Accepted for/Published in: Journal of Medical Internet Research
Date Submitted: Jan 23, 2022
Date Accepted: Jan 24, 2022
Warning: This is an author submission that is not peer-reviewed or edited. Preprints - unless they show as "accepted" - should not be relied on to guide clinical practice or health-related behavior and should not be reported in news media as established information.

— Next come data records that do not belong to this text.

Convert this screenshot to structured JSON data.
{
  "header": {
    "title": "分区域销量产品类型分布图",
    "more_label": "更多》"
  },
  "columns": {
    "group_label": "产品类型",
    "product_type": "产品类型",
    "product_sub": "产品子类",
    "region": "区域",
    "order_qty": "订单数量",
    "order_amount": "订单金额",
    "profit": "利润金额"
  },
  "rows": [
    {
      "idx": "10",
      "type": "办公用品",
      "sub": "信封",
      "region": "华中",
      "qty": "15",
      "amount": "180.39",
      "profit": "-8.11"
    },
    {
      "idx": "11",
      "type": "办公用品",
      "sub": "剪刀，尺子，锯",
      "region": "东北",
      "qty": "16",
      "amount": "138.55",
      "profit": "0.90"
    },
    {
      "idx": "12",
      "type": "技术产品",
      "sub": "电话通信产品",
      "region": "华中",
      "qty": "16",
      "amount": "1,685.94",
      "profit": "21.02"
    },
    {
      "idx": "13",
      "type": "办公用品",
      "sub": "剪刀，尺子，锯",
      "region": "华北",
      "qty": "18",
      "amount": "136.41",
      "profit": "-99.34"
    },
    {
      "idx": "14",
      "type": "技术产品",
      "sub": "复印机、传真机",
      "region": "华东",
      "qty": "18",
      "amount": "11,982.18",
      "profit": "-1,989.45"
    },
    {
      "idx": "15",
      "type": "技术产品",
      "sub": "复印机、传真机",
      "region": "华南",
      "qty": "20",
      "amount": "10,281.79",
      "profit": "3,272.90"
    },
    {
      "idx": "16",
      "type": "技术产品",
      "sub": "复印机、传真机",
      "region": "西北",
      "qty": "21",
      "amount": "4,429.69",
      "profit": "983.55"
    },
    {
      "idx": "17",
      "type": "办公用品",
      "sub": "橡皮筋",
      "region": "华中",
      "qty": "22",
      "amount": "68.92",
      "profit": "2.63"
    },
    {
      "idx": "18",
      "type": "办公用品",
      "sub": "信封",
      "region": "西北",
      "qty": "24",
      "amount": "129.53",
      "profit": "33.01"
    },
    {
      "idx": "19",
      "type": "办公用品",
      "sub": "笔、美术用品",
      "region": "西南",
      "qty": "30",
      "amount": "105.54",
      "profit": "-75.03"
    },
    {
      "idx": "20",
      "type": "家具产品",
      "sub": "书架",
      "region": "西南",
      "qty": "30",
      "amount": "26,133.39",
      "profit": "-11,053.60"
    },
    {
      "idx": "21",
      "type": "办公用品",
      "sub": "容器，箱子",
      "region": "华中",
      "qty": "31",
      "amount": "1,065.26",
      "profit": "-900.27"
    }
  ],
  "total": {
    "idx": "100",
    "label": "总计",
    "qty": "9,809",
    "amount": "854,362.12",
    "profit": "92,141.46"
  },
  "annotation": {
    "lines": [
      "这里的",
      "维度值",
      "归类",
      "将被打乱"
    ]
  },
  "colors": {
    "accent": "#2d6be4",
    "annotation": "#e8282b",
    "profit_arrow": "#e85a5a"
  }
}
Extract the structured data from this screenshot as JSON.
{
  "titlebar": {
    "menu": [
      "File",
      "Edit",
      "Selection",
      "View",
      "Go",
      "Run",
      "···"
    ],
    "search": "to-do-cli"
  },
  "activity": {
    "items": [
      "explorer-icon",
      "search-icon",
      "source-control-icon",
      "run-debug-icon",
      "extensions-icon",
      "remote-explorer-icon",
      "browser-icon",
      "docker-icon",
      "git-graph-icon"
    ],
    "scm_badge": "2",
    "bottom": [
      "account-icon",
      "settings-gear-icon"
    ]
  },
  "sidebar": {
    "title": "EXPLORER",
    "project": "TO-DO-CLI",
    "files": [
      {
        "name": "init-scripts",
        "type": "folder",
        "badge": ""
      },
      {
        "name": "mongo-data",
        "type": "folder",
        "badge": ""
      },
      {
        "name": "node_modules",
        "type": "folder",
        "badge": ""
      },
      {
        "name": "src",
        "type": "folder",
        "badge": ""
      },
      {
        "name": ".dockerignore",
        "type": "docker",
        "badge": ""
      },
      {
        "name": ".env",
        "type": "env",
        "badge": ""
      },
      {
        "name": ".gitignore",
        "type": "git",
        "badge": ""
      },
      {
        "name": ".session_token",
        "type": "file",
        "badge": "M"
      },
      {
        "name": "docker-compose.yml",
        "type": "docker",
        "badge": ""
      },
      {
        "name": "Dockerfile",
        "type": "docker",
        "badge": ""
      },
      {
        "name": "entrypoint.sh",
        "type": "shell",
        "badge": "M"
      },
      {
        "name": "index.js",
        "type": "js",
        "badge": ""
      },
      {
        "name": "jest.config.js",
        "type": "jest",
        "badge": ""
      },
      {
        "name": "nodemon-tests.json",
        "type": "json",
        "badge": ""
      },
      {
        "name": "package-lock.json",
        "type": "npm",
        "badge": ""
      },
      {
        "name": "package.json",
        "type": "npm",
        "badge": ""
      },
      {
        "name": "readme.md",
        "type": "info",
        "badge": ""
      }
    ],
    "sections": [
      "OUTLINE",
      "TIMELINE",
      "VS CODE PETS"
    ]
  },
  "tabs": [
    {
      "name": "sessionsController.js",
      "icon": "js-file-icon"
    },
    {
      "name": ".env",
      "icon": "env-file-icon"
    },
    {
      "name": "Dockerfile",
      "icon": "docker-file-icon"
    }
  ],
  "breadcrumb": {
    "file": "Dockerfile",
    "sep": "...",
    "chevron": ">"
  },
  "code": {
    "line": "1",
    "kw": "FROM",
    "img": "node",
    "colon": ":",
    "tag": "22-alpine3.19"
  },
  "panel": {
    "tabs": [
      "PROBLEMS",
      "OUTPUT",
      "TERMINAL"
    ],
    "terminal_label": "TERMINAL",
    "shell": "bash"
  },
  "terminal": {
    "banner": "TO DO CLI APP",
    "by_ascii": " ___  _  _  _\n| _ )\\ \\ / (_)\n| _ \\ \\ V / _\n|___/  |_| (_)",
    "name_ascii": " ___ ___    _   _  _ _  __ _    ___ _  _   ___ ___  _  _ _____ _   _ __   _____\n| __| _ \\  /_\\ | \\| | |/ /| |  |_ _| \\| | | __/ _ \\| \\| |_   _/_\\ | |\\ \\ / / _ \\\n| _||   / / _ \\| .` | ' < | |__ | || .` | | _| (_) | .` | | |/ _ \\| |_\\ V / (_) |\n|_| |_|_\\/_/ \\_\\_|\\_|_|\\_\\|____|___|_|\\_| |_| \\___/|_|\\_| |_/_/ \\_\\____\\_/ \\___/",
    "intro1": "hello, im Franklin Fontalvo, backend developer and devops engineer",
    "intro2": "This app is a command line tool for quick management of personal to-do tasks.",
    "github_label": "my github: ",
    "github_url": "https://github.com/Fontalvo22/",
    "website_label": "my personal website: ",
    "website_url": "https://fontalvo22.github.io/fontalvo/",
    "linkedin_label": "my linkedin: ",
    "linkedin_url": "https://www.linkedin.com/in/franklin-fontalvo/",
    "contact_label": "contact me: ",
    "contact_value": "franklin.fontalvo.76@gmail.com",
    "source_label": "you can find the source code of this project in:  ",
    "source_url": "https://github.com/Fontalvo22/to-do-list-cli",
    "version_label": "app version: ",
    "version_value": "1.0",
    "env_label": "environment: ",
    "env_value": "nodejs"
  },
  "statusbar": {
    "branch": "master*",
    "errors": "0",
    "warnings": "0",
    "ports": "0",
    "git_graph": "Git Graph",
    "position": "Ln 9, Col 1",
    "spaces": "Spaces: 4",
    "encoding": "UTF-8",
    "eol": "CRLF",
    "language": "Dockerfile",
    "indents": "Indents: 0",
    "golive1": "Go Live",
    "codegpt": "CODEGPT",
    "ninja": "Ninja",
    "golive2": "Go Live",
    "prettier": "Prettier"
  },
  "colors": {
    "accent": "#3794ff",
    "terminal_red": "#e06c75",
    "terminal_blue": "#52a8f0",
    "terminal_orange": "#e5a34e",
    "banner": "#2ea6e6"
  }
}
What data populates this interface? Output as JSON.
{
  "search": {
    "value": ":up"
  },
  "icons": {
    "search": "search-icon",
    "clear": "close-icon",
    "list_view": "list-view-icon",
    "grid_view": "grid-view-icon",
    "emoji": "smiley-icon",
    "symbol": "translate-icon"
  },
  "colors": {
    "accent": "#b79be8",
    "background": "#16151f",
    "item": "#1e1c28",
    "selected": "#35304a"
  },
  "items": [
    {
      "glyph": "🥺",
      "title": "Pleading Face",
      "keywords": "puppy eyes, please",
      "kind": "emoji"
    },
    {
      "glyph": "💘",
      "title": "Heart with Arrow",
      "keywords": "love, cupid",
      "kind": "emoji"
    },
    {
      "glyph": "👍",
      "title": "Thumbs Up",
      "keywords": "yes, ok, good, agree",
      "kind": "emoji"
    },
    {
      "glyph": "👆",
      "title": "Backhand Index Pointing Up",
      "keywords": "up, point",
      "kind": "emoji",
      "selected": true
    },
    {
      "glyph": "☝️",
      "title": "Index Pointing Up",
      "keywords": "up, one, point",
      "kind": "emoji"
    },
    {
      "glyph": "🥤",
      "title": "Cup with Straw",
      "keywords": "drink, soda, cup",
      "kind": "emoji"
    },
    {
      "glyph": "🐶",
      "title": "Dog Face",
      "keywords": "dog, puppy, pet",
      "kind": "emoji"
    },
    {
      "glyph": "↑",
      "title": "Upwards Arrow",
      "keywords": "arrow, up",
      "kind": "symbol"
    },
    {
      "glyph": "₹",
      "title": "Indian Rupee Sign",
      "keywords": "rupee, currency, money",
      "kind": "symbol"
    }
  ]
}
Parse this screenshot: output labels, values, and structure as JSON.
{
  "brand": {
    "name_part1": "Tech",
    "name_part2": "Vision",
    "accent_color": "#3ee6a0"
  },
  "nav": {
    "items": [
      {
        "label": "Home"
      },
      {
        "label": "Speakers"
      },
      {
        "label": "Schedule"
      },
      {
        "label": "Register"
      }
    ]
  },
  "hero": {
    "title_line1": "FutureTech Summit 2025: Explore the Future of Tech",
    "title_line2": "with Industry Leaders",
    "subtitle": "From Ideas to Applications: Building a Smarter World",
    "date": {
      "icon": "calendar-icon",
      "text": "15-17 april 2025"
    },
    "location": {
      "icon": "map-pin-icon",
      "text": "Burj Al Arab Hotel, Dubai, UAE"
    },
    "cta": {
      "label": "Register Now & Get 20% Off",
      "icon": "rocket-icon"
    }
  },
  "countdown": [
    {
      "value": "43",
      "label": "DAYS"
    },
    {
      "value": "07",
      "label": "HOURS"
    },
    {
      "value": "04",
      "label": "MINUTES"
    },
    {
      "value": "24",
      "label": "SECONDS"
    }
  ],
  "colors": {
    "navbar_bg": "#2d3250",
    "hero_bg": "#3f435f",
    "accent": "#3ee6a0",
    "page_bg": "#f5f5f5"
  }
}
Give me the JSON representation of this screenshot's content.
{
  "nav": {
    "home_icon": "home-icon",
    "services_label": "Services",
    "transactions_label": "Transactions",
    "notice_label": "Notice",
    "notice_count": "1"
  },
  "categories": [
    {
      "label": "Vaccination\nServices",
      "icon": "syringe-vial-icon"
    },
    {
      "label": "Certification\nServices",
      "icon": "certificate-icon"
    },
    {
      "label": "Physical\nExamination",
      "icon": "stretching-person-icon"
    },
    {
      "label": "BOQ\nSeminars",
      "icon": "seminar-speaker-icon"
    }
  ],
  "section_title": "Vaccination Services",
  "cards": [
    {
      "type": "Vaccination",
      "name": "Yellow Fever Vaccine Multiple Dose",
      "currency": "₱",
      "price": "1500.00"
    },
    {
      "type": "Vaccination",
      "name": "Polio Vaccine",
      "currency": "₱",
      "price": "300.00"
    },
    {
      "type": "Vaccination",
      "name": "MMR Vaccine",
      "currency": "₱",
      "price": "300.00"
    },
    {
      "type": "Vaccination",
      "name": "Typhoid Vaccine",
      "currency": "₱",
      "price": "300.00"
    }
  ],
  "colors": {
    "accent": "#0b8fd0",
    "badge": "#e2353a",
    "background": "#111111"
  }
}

Comment on Dewa et al. “Quality Social Connection as an Active Ingredient in Digital Interventions for Young People With Depression and Anxiety: Systematic Scoping Review and Meta-analysis”
ABSTRACT
Dear Editor: We read the paper by Dewa et al. [1] with interest. The authors performed a meta-analysis to conceptualize, appraise, and synthesize evidence on QSC within digital interventions (D-QSC) and the impact on depression and anxiety outcomes for young people aged 14-24 years. They demonstrated that D-QSC is an important and underconsidered component for youth depression and anxiety outcomes. Researchers and developers should consider targeting improved QSC between clinicians and young people within digital interventions for depression. Future research should build on our framework to further examine relationships among individual attributes of QSC, various digital interventions, and different populations. After carefully reading, I wish to put forth the following suggestions. Included studies by (Radovic et al, 2017) [2] and (Radovic et al, 2017) [3] in Table 2 (Data extraction and quality assessment of included studies) were created by the same author team with the similar characteristics (year, country, study design, setting and participants, digital intervention, and outcomes and measures). This duplicate inclusion of the data would affect the credibility of the meta-analysis’s final results. I recommend that the authors must exclude duplicate works in the meta-analysis and a previous correction and reliable checking of the data insertion is required. Due to these mistakes, I suggest that the authors further refine the inclusion criteria for the included studies to avoid duplication of inclusion.